Token limits and rate limiting were built in early to keep costs from spiraling. Security was implemented at a high level — appropriate for the project's scope, but not something I'd hold up as production-ready.

Designing within those limits meant making choices about what the interface could honestly promise. Error states were important: the system flags empty queries, unsupported file types, and failed model connections directly in the response area, rather than silently failing. If the tool couldn't do something, it said so, and why.

System displaying constraint when moving through different model output types

For users who are still building trust in AI systems generally, that transparency matters.

What I didn't get to do

The project lost funding before we could run structured user testing. That's a real gap in the story, and I want to name it directly: the design decisions I made were grounded in heuristic analysis and my own judgment about what non-technical users would need, but they weren't validated with actual users in any formal way. I observed people using the tool informally, gathered anecdotal feedback, and iterated — but that's not the same as a research protocol.

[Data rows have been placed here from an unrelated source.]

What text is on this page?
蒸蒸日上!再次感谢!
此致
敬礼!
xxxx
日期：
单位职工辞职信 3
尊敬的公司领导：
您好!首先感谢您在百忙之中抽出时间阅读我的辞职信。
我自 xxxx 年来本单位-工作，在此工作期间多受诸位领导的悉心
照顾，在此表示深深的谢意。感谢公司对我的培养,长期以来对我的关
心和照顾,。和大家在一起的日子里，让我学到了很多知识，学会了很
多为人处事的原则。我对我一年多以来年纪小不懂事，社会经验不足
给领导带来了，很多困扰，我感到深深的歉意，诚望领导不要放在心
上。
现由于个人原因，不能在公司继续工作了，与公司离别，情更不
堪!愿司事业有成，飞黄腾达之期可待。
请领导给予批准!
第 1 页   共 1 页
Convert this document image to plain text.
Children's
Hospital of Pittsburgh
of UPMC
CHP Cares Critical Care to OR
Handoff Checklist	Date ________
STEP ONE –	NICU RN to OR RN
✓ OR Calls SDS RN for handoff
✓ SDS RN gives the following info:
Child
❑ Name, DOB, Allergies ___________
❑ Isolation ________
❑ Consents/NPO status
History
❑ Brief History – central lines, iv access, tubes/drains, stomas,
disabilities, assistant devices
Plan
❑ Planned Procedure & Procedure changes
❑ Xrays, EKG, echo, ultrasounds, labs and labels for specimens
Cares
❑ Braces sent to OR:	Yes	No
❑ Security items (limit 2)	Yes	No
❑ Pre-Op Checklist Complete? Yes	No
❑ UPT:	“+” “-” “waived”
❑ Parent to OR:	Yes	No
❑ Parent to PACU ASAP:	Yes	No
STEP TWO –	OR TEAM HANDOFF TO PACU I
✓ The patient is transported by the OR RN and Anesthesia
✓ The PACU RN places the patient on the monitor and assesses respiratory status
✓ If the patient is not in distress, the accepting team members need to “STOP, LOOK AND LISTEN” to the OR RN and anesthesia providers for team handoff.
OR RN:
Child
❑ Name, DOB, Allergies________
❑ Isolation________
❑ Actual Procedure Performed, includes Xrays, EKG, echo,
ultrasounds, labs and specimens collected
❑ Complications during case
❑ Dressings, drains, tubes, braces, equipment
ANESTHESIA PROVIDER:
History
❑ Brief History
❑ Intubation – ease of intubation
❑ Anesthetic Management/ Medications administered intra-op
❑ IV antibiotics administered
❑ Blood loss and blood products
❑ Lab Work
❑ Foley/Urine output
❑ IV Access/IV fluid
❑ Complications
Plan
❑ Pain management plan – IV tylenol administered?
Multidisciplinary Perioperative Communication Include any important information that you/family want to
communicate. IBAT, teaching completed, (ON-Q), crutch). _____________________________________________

If the project had continued, I would have wanted to run task-based usability sessions with students across departments, specifically targeting people with no prior experience with LLMs. The temperature slider in particular was a hypothesis — that making the control visible would help users develop intuition for model behavior — and I'd want to test whether that actually happened, or whether it introduced confusion for users who didn't know what temperature meant in this context.

Outcome

The final system gave students and faculty a way to work with language models that felt legible and approachable. Non-technical users could navigate it without hand-holding. The design choices that prioritized visibility over cleverness turned out to be the right ones for this audience.

What this project reinforced for me is that interface design in constrained environments isn't just an aesthetic problem — it's about making a complex system's behavior readable to someone who didn't build it. An LLM is already something of a black box. The interface either adds to that opacity or works against it. That's the tension I was designing around the whole time.